View Full Version : The most efficient way to respond to this...?
Kropotkin Has a Posse
7th March 2007, 00:18
I've been taking, as usual, a very, very string stance against the millitary. Of course I hear the old one,
"The soldiers fight for your right to say that."
My response has been two-pronged. I ask if the threats they claim to be fighting are as pressing as they say, and I point out that free speech has been repressed by governmens and soldiers and those who fight for it are dissidents, not patriots.
Is there anything else I can use to combat this awfully tedious one-liner?
Ander
7th March 2007, 00:27
Tell them that revolutionaries have fought for rights, including the rights to speak without getting shot by king, emperor, czar, dictator, etc. Tell him to thank the rebellious ones who are the ones who have made progress in civilisation, not oppressive soldiers of the state.
As well tell him that soldiers actually fight for the interests of their imperialist governments and the bourgeoisie.
BreadBros
7th March 2007, 01:18
Thats the most nauseating response ever. Tell them to explain to you, in very concrete terms, how you would not be able to say "that" if the Iraq War had never happened.
Severian
7th March 2007, 01:53
Originally posted by
[email protected] 06, 2007 06:18 pm
I've been taking, as usual, a very, very string stance against the millitary. Of course I hear the old one,
"The soldiers fight for your right to say that."

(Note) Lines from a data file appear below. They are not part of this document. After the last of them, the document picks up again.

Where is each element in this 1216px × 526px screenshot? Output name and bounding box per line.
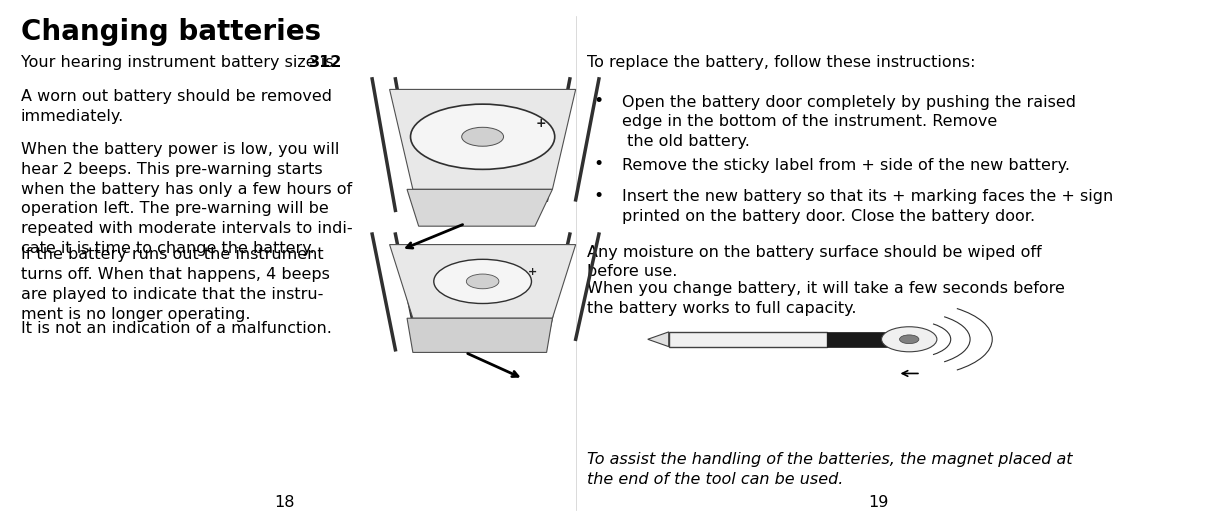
Text: Remove the sticky label from + side of the new battery.: Remove the sticky label from + side of t… — [623, 158, 1070, 173]
Text: It is not an indication of a malfunction.: It is not an indication of a malfunction… — [21, 321, 332, 336]
Text: +: + — [528, 267, 537, 277]
Text: When the battery power is low, you will
hear 2 beeps. This pre-warning starts
wh: When the battery power is low, you will … — [21, 142, 353, 256]
Polygon shape — [407, 318, 552, 352]
Text: •: • — [593, 187, 603, 205]
Polygon shape — [389, 89, 575, 189]
Text: To assist the handling of the batteries, the magnet placed at
the end of the too: To assist the handling of the batteries,… — [587, 452, 1073, 487]
Polygon shape — [407, 189, 552, 226]
Circle shape — [882, 327, 936, 352]
Text: 19: 19 — [868, 495, 888, 510]
Text: If the battery runs out the instrument
turns off. When that happens, 4 beeps
are: If the battery runs out the instrument t… — [21, 247, 330, 321]
Circle shape — [434, 259, 531, 304]
Text: A worn out battery should be removed
immediately.: A worn out battery should be removed imm… — [21, 89, 332, 124]
Circle shape — [462, 127, 503, 146]
FancyBboxPatch shape — [827, 332, 903, 347]
Text: 18: 18 — [275, 495, 295, 510]
FancyBboxPatch shape — [669, 332, 827, 347]
Text: Changing batteries: Changing batteries — [21, 18, 321, 46]
Text: Any moisture on the battery surface should be wiped off
before use.: Any moisture on the battery surface shou… — [587, 245, 1042, 279]
Text: Open the battery door completely by pushing the raised
edge in the bottom of the: Open the battery door completely by push… — [623, 95, 1076, 149]
Circle shape — [411, 104, 554, 169]
Text: To replace the battery, follow these instructions:: To replace the battery, follow these ins… — [587, 55, 975, 70]
Text: When you change battery, it will take a few seconds before
the battery works to : When you change battery, it will take a … — [587, 281, 1065, 316]
Circle shape — [900, 335, 919, 343]
Text: +: + — [535, 117, 546, 130]
Polygon shape — [389, 245, 575, 318]
Text: 312: 312 — [309, 55, 343, 70]
Text: •: • — [593, 92, 603, 110]
Polygon shape — [648, 332, 669, 347]
Text: Your hearing instrument battery size is: Your hearing instrument battery size is — [21, 55, 338, 70]
Text: •: • — [593, 155, 603, 173]
Circle shape — [467, 274, 499, 289]
Text: Insert the new battery so that its + marking faces the + sign
printed on the bat: Insert the new battery so that its + mar… — [623, 189, 1114, 224]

My response has been two-pronged. I ask if the threats they claim to be fighting are as pressing as they say, and I point out that free speech has been repressed by governmens and soldiers and those who fight for it are dissidents, not patriots.
Is there anything else I can use to combat this awfully tedious one-liner?
I guess the implication is that someone would conquer the U.S. and impose a tyrannical occupation, which is clearly fantasy-land stuff. The U.S. has a larger military budget than the next several countries combined.
Also, wars and those who support them have often suppressed democratic rights in U.S. history - certainly we see that today!
And antiwar movements have expanded democratic rights; especially during the Vietnam War.
Including the democratic rights of soldiers to hold and express their own opinions. As citizens. If the soldiers are fighting for freedom, how come the military is always trying to take theirs away?
rouchambeau
7th March 2007, 02:11
I know that it isn't really addressing your question, but changing the subject a little is not a bad way to respond. You could say that soldiers who "fought for my rights" are also the same ones who play a support role for rape and murder when not being the murderers themselves.
http://community.livejournal.com/anarchist...62633#t27662633 (http://community.livejournal.com/anarchists/2002217.html?thread=27662633#t27662633)
Here, "eyelidlessness" goes into this point much better than I have.
Kropotkin Has a Posse
7th March 2007, 02:51
These are great, thank you all who participated. My one problem is that I live in Canada, that country that milks the freedom cow for all it's worth (and then turns around and arrests everyone protesting the Olympics.)
So I can't necessarily use Iraq. I have to criticise Afghanistan which to me seems like neo-colonial oil-grabbing with a little humanitarianism on the side, but it's a little tougher to sell because they all think that they're doing right. I can bring up how the USSR was at least building schools until the US began funding mujahedin, I can remind them that Taliban representatives went to Texas to discuss oil pipeline construction with Unocal in the 90s, and I can also ask them if what they are trying to do, convert Muslims to liberal democracy, is exactly the same as trying to convert liberal democrats to Islam as Al-Qaeda wishes.
As well I like to go hyperbolic and ask when the Taliban will begin to paradrop into the Canadian Shiled to set up their first North American base of operations, if it's as pressing as they say.
rouchambeau
7th March 2007, 03:21
Oh, you're Canadian. Then what's all of this talk about "your" soldiers fighting for your rights?
Kropotkin Has a Posse
7th March 2007, 04:43
It all began when my friend and I actively criticised and then walked out on some millitary recruiters at our school. I know, we have no real reason for an army at all, but there are some millitary families at my school who go out of their way to bring up this arguement, as well as the recruiters themselves who say that they fight for our rights.
They continue claiming that their newly acquired combat role in Afghanistan makes us safer, and I myself can see the propagandic flaws of this, but my debating opponents believe it. (Of course the main idea behind debate is to win over neutral support, so it helps to have some good tactics.)